Поднялся выше этажом, но Василия Алексеевича на месте не оказалось, он уехал в Шлиссельбург. Я вышел на улицу, и пошёл в сторону подъезда Овечкиных. Хуун открыла дверь, Саши ещё не было. Она пригласила меня в зал, налила кофе.
– Максим, я хотела Вас спросить: что будет с Финляндией после войны. Я не случайно задаю этот вопрос. Я уже научилась понимать по-русски. Церковно-славянский немного похож на русский, поэтому мне довольно хорошо даётся русский язык. Я несколько раз слышала фразу: "финский отдел", начальник "финского отдела". Это про Вас. Мне не безразлична судьба моей страны, также я понимаю, что связана навеки с русским офицером, который служит в разведке. Это слово я тоже уже выучила. Ещё в Родионово. И у нас будет ребёнок. Теперь у меня две Родины: Финляндия и Россия. Я спрашивала об этом Сашу, он сказал, что это будет зависеть от самой Финляндии.
– Условия Финляндии поставлены и давно. Мы, и наши союзники, требуем вернуться в границы 1940 года и отвести войска с незаконно занимаемых территорий. И потребовать от Германии вывести войска с финской территории. Всё. Никаких дополнительных условий нет. Но, Правительство Финляндии нам не отвечает, а с нашими союзниками ведёт ни к чему не обязывающую переписку. Пишут: то о границах 38 года, то о принадлежности всей Карелии Финляндии. В общем, ведут себя неразумно. Выжидают, чем закончится наша война с Германией. Активных боевых действий на финско-советском фронте нет: весной мы освободили полностью левый берег Свири и захватили плацдарм на правом берегу, где тебя Саша и нашёл. Сейчас затишье, которое вот-вот кончится. Финские войска перекрыли важнейшую транспортную магистраль: и речную, и железнодорожную. Нам поставлена задача: добиться выхода Финляндии из войны. Поэтому мы и называемся, иногда, финским отделом.

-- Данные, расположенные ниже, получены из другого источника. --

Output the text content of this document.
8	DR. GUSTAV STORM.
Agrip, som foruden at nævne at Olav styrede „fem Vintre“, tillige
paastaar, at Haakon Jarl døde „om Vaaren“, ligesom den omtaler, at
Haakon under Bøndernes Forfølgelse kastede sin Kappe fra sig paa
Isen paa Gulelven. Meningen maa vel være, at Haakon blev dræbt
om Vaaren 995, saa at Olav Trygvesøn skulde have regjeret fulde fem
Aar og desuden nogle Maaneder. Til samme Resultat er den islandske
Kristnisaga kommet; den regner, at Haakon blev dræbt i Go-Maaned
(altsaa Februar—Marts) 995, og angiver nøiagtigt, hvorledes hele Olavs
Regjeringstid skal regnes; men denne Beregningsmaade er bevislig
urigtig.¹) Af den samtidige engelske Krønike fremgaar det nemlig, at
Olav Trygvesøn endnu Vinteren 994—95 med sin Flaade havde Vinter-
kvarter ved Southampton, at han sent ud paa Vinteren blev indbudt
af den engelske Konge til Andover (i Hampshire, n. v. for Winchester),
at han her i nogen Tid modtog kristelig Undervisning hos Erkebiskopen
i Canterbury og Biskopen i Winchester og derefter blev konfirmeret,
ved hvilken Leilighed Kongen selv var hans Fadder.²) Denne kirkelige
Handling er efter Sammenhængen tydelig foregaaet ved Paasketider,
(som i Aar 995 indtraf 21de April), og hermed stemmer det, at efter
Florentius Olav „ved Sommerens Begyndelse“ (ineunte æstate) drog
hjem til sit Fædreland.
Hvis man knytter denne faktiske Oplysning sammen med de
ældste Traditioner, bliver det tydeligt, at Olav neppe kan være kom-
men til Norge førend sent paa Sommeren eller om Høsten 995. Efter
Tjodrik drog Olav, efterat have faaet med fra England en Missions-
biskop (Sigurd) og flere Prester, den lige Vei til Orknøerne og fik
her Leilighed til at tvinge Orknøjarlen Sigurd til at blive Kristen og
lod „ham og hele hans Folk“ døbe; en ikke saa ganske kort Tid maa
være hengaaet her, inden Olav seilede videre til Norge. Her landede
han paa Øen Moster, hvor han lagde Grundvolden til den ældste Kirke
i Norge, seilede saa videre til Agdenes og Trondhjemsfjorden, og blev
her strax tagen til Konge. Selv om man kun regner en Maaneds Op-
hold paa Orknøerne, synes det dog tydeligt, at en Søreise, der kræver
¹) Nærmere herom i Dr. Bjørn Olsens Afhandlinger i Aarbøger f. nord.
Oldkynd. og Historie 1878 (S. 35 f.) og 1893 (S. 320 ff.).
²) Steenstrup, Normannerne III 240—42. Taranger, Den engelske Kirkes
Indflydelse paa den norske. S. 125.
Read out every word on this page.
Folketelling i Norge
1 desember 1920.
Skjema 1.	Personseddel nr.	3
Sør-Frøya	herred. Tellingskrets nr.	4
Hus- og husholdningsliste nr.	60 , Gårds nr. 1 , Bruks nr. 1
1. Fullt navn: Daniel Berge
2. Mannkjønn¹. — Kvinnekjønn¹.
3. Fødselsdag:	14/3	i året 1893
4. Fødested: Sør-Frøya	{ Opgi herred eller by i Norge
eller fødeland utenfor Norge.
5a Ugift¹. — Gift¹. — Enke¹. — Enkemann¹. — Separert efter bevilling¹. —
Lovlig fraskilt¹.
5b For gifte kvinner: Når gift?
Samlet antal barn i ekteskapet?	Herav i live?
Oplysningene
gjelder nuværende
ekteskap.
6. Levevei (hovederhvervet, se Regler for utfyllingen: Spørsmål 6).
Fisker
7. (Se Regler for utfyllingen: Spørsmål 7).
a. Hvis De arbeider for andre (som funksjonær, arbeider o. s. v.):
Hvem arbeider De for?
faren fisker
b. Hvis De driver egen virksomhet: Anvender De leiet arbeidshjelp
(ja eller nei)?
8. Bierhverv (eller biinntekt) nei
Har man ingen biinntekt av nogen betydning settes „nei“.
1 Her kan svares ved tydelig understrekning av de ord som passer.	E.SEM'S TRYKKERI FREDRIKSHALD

– Я могу помочь Вам и моей Родине?
– Можешь. Ведь твой отец - министр финского Правительства.
– Нет, он замминистра.
– Сейчас он министр снабжения Финляндии.
– А моё письмо маме пришло?
– Да, но без обратного адреса. Она знает, что ты жива.
– У меня есть подруга в Стокгольме. Мама может написать туда.
– Давай адрес или имя. Мама её адрес знает?